Whilst the incremental font loading concept is interesting, the main use case will be for very large font sets for non-latin languages. There are potential issues of cache dilution to resolve and the overall size of fonts delivered could exceed the optimal subset font file. Watch this space for more developments!

In conclusion #

Layout shifts are bad for user experience and tricky to resolve. Rendering text without layout shifts is much more complex than it should be! You can avoid layout shifts entirely if you can apply font-display: optional to your web fonts, otherwise it's a case of racing the browser - trying to get your fonts to the browser before it starts to render text.

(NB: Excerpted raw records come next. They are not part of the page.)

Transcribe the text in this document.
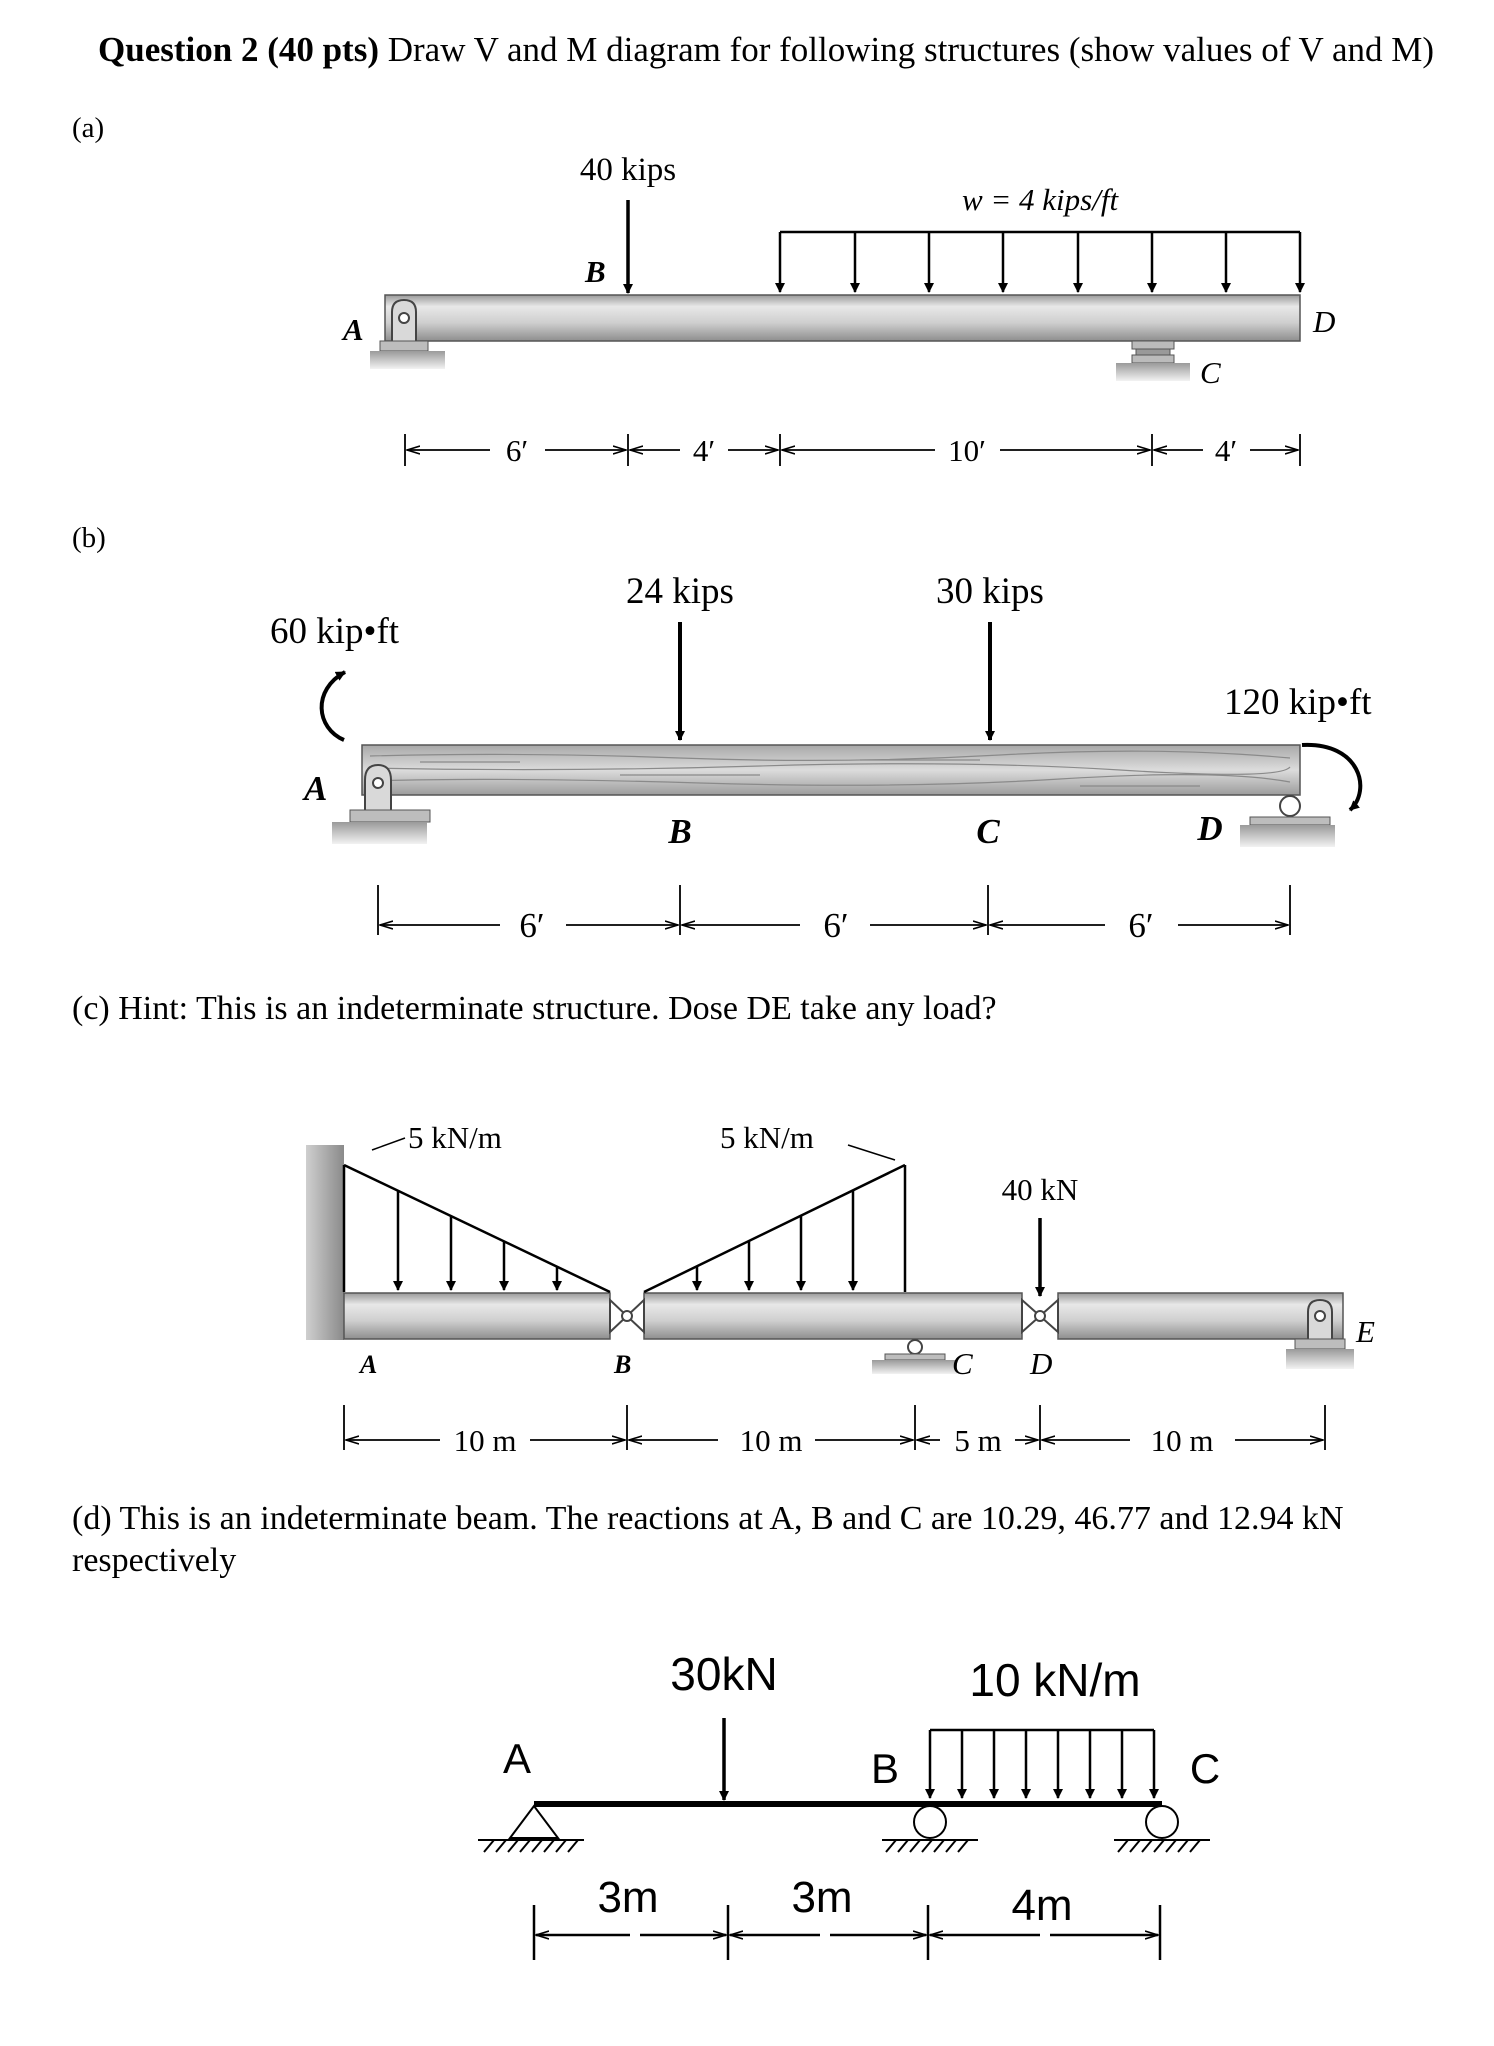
Question 2 (40 pts) Draw V and M diagram for following structures (show values of V and M)
(a)
(b)
(c) Hint: This is an indeterminate structure. Dose DE take any load?
(d) This is an indeterminate beam. The reactions at A, B and C are 10.29, 46.77 and 12.94 kN
respectively
40 kips
w = 4 kips/ft
A
B
C
D
6′	4′	10′	4′
60 kip•ft
120 kip•ft
24 kips	30 kips
A
B	C	D
6′	6′	6′
5 kN/m	5 kN/m
40 kN
A	B	C D
E
10 m	10 m	5 m	10 m
30kN	10 kN/m
A	B	C
3m	3m	4m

Racing the browser is possible by optimising your font files:

  • Use woff2 to minimise file size
  • Serve fonts from your own domain
  • Preload critical fonts
  • Subset the font to required characters
  • Limit the number of weight variations used
  • Explore variable fonts
  • Experiment with system fonts
  • Use f-mods to reduce the impact of font swaps

As always, test all changes with real users and only keep them if you see a positive change. On this site I have set the body text to font-display: optional but my heading font and the italic variant of the body font to font-display: swap. Swapping in the heading font and italic variant do not cause a layout shift in most cases (except multi-line headings) so this is a good compromise between design and performance, in my opinion.